Another group who can only be described as “eclectic” are the pagans living in and around Athens. By definition, witches can be nestled under the umbrella term of pagans, but not all pagans are witches. The term pagan was first used as a way to identify people who held non-orthodox beliefs in the early days of Christianity and hasn’t really evolved into a solid definition even by people in modern day who identify as pagan.

Jeff Patterson is a former member and current advisor of the Pagan Student Association at the University of Georgia. He’s also a graduate student at UGA in sociology and wrote his thesis on Wicca covens, popular aspects of paganism.

“I would call it an eclectic collection of religious beliefs, most of which are polytheistic and nature worshiping,” Patterson says.

Through Patterson’s studies he’s noticed that pagan is viewed by outsiders as anything from just another religion to a word synonymous with “Satan worshipers” depending on how “conservative” the region is. Patterson goes on to clarify that he doesn’t mean conservative in the regards to politics, he means it as whether or not the dominant religion is extremely strict in beliefs or if there are varying forms of beliefs that are accepted.

The current president of UGA’s Pagan Student Association is Chris Dial, a 25-year-old anthropology major from Athens. Originally a southern Baptist, Dial is an agnostic pagan and found out about the organization he now leads and knew he wanted to be involved with it. Although a lot of members of his organization do believe in deities, he just doesn’t. Another example of the eclectic nature of this category of beliefs.

The group meets once a month to discuss a specified topic, recently they had a meeting on “Magic 101.” He’s experienced some “satanic panic” involving his beliefs but hasn’t had many issues because he’s learned to stand up for his beliefs.

They are often in contact with the Athens Area Pagans for Pagan holiday celebrations such as Yule dinner and Ostara, the Spring Equinox.

“It’s not how pop culture portrays it. It’s not this big ritual. It’s very easy and accessible to everyone. It’s very carefree for me,” Dial says. “You just do what you do.”

But, why?

According to a survey about religion done by the Pew Research Center, the “other” category of religion increased from 1 percent in 2007 to 2 percent in 2014. Eclectic religions are growing for maybe the same reasons Dial was originally drawn to becoming a pagan ­­– freedom.

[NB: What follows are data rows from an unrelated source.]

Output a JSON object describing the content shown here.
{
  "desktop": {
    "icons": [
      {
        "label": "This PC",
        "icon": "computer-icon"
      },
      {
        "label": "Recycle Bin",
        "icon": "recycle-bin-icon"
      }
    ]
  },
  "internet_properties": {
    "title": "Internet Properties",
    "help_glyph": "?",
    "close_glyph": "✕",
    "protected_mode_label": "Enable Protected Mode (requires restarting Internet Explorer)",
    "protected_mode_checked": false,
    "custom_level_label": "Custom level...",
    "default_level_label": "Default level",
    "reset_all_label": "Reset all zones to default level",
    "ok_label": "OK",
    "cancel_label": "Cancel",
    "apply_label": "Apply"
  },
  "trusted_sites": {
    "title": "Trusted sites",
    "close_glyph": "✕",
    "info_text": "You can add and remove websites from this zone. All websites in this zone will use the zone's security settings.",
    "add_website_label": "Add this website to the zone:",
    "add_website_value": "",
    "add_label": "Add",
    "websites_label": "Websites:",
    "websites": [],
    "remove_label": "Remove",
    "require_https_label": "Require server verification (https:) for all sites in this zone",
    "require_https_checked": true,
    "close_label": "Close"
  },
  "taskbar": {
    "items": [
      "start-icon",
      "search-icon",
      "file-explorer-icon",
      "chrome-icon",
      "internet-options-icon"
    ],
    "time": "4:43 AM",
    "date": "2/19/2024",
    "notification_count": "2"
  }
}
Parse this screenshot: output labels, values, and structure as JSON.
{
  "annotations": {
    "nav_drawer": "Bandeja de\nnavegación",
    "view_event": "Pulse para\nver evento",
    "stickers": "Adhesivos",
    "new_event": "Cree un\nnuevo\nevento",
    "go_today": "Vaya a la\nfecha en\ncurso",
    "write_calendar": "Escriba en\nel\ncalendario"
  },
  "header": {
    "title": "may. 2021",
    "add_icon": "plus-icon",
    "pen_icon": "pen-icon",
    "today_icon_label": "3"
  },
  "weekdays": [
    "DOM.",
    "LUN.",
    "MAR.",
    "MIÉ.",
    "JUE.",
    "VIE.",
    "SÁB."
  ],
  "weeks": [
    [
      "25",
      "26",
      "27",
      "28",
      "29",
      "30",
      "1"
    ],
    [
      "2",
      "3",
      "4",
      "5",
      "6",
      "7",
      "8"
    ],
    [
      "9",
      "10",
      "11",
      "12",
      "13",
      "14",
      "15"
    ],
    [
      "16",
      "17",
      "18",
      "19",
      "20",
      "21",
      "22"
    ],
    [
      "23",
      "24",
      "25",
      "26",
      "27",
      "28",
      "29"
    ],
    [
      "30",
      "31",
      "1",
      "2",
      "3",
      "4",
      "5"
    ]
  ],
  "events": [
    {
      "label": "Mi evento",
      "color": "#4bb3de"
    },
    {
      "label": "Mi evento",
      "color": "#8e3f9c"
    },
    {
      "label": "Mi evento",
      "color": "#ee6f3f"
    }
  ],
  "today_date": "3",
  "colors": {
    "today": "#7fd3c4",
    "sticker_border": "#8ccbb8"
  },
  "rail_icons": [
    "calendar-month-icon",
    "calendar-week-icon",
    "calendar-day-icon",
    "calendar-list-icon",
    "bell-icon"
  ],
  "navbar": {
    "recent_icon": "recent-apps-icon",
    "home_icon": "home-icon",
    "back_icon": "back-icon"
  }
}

A person can pick and choose aspects they believe unlike more traditional religions who offer much less flexibility.

Leonard Martin, a professor of social psychology and part of the behavioral and brain sciences program, at UGA says that all forms of religion have psychological benefits.

Martin traces religious practices to ingroup/outgroup dynamics that helped people gain trust with others based on beliefs, but the other half of that coin is determining who not to trust based on religion which is one reason that paganism has negative undertones surrounding it – because it was one of the “outgroups” of early Christianity.

He emphasizes the importance of sanctification or “distinction from the mundane.” There are psychological benefits to taking mundane things and connecting them to something bigger. That “something bigger” can be the belief in a monotheistic Christian god or worshipping nature deities, psychologically there’s no difference.

In the future, the “other” category of religious identification may increase to a bigger percentage, and maybe then people will know that a witch lives next door.